Reaching the endpoint of one of the wildest experiments to drive a black-market economy above board, India on Tuesday scrapped limits on cash withdrawals from banks. Financial institutions were prepped for strong demand for paper notes as they reopened today, a day after the holiday to honor Holi, the Hindu spring festival.
Cash rationing had been necessary after India suddenly cancelled 86% of all the cash in circulation on Nov. 8. Legal tender plunged from $253 billion to just $35 billion, according to the Financial Times. The cash pool has since expanded to $158 billion.
The administration of Prime Minister Narendra Modi shocked its citizens, and the rest of the world, by declaring the 500 rupee ($7.50) and 1,000 rupee ($15) notes useless as tender. Citizens had to deposit the notes in banks by the end of December if they wanted to hang on to their money.
However, it doesn't seem to have done any harm to Modi, who scored an emphatic vote of confidence in elections that just concluded over the weekend. The business-friendly leader's party, the BJP, won in a landslide in India's most-populous and politically important state, Uttar Pradesh, capturing more than 80% of the available seats. The BJP also gained a majority in Uttarakhand and won seats in Manipur. It did, however, lose ground in the Punjab and Goa.

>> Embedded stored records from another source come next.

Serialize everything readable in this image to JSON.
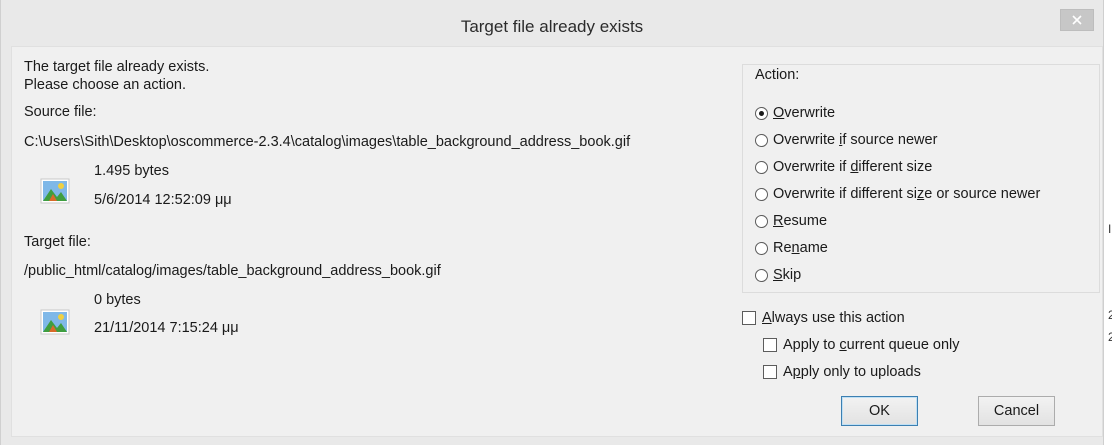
{
  "dialog": {
    "title": "Target file already exists",
    "intro_line1": "The target file already exists.",
    "intro_line2": "Please choose an action."
  },
  "source": {
    "label": "Source file:",
    "path": "C:\\Users\\Sith\\Desktop\\oscommerce-2.3.4\\catalog\\images\\table_background_address_book.gif",
    "size": "1.495 bytes",
    "date": "5/6/2014 12:52:09 μμ"
  },
  "target": {
    "label": "Target file:",
    "path": "/public_html/catalog/images/table_background_address_book.gif",
    "size": "0 bytes",
    "date": "21/11/2014 7:15:24 μμ"
  },
  "action": {
    "label": "Action:",
    "selected": "Overwrite",
    "options": [
      {
        "pre": "",
        "key": "O",
        "post": "verwrite"
      },
      {
        "pre": "Overwrite ",
        "key": "i",
        "post": "f source newer"
      },
      {
        "pre": "Overwrite if ",
        "key": "d",
        "post": "ifferent size"
      },
      {
        "pre": "Overwrite if different si",
        "key": "z",
        "post": "e or source newer"
      },
      {
        "pre": "",
        "key": "R",
        "post": "esume"
      },
      {
        "pre": "Re",
        "key": "n",
        "post": "ame"
      },
      {
        "pre": "",
        "key": "S",
        "post": "kip"
      }
    ]
  },
  "checks": {
    "always": {
      "pre": "",
      "key": "A",
      "post": "lways use this action"
    },
    "queue": {
      "pre": "Apply to ",
      "key": "c",
      "post": "urrent queue only"
    },
    "uploads": {
      "pre": "A",
      "key": "p",
      "post": "ply only to uploads"
    }
  },
  "buttons": {
    "ok": "OK",
    "cancel": "Cancel"
  },
  "edge_glyphs": [
    "I",
    "2",
    "2"
  ]
}
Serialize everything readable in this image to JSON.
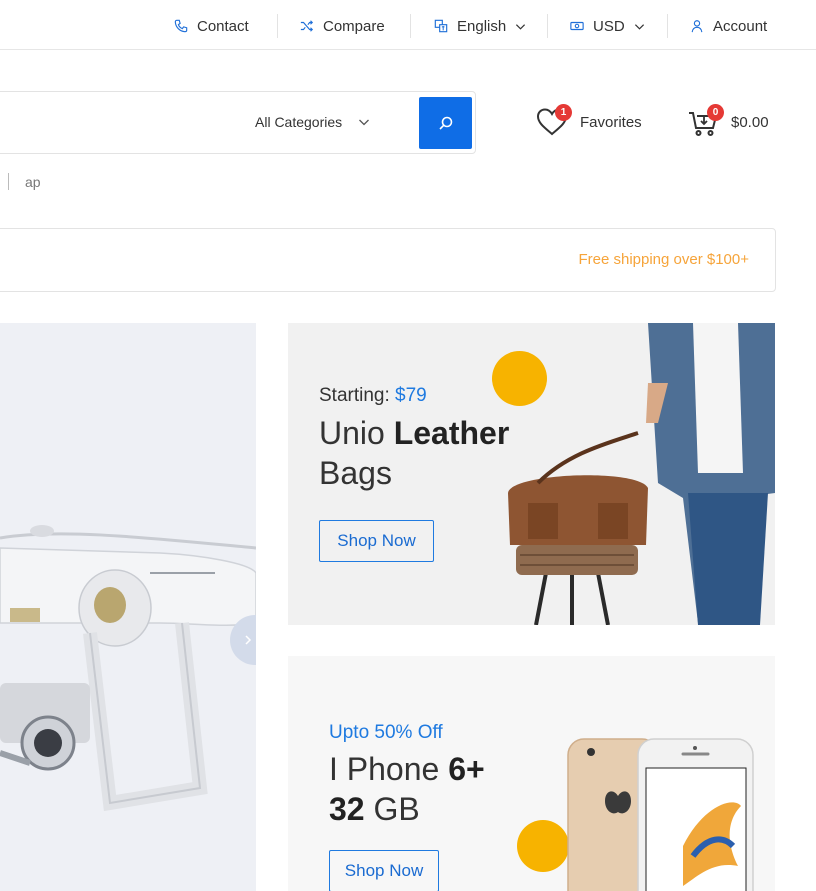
{
  "topbar": {
    "contact": "Contact",
    "compare": "Compare",
    "language": "English",
    "currency": "USD",
    "account": "Account"
  },
  "search": {
    "placeholder": "",
    "category": "All Categories"
  },
  "favorites": {
    "label": "Favorites",
    "count": "1"
  },
  "cart": {
    "total": "$0.00",
    "count": "0"
  },
  "recent_search": "ap",
  "shipping_note": "Free shipping over $100+",
  "banners": [
    {
      "pre": "Starting: ",
      "price": "$79",
      "title_light": "Unio ",
      "title_bold": "Leather",
      "title_line2": "Bags",
      "button": "Shop Now"
    },
    {
      "promo": "Upto 50% Off",
      "title_light": "I Phone ",
      "title_bold": "6+",
      "title_line2_bold": "32",
      "title_line2_light": " GB",
      "button": "Shop Now"
    }
  ],
  "colors": {
    "accent": "#0f6de6",
    "badge": "#e53935",
    "shipping": "#f6a43a",
    "dot": "#f7b300"
  }
}
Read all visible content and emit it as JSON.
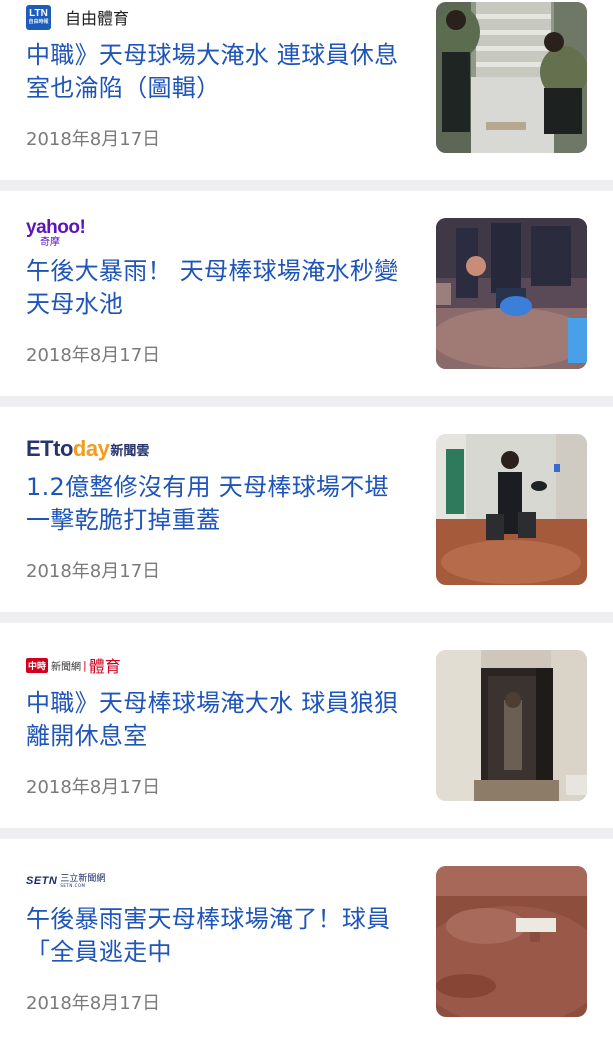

The motive for demonetization was very clear. The "informal economy" makes up 45% of India's economy, and at least 80% of all transactions happen in cash. As anyone who has ever waited tables can attest, not all of those deals make their way onto what's filed with the taxman.
Declaring the most-common notes useless forced everyone in India to legitimize their cash holdings, or lose them. The demonetization absolutely had to be a total shock, to avoid black marketers translating their notes into other denominations beforehand.
The abolishment of the 500 and 1,000 rupee notes caused a massive headache for banks, and their customers. There were huge lines at banks to take out any of the tiny number of notes still in circulation. Tourists complained they basically couldn't do anything on their trips, other than wait in ATM lines.
The move also left the central Reserve Bank of India, which had also been in the dark about the move, scrambling to print enough cash. Commercial banks have prepared for the end of cash rationing by imposing fees on both deposits and withdrawals. Each is imposing a 150 rupee ($2.27) charge on the fifth cash transaction per month and beyond.
For large transactions, HDFC will charge 0.5% on transactions of more than 200,000 rupees ($3,020), with Axis charging that on amounts above 100,000 rupees ($1,510). State-run State Bank of India, home of two-thirds of the banking system's assets and listed in London as SBID, has imposed similar duties.
Indians will undoubtedly be nervous of attracting the attention the taxman if they have deposited large amounts of cash into banks. Although bankers say Indians still favor carrying around large amounts of notes, the sudden disappearance of so many notes did force many citizens to consider online alternatives.
"What would have taken half a decade to achieve has been crunched into these few months," Ramesh Sobti, CEO of IndusInd Bank, told the FT. "The whole cash culture has been disrupted."
The restrictions on cash withdrawals by businesses were lifted at the end of January. Last month, the weekly cash withdrawal limit for individuals doubled from 24,000 ($362) to 50,000 ($755) rupees.
I explained at the start of this month that India's economy is not showing any signs of disruption from the demonetization shock. In fact, it has suspiciously consistent gross domestic product figures for the December quarter, the first that would reflect the cash shock, stats some people simply don't believe.
Nevertheless, there's no doubt that India's growth is impressive. Asia's third-biggest economic driver, also the world's seventh-largest, is growing faster than any major economy in the world. It likely rose 7.1% in 2016, according to Oxford Economics, and should sustain a rate of more than 6.5% for at least half a decade from now.
The swift, sharp shock of demonetization will certainly have driven a share of the cashless economy above board, and into the banking system. Just how much remains there now that the restrictions on paper money are no more remains to be seen.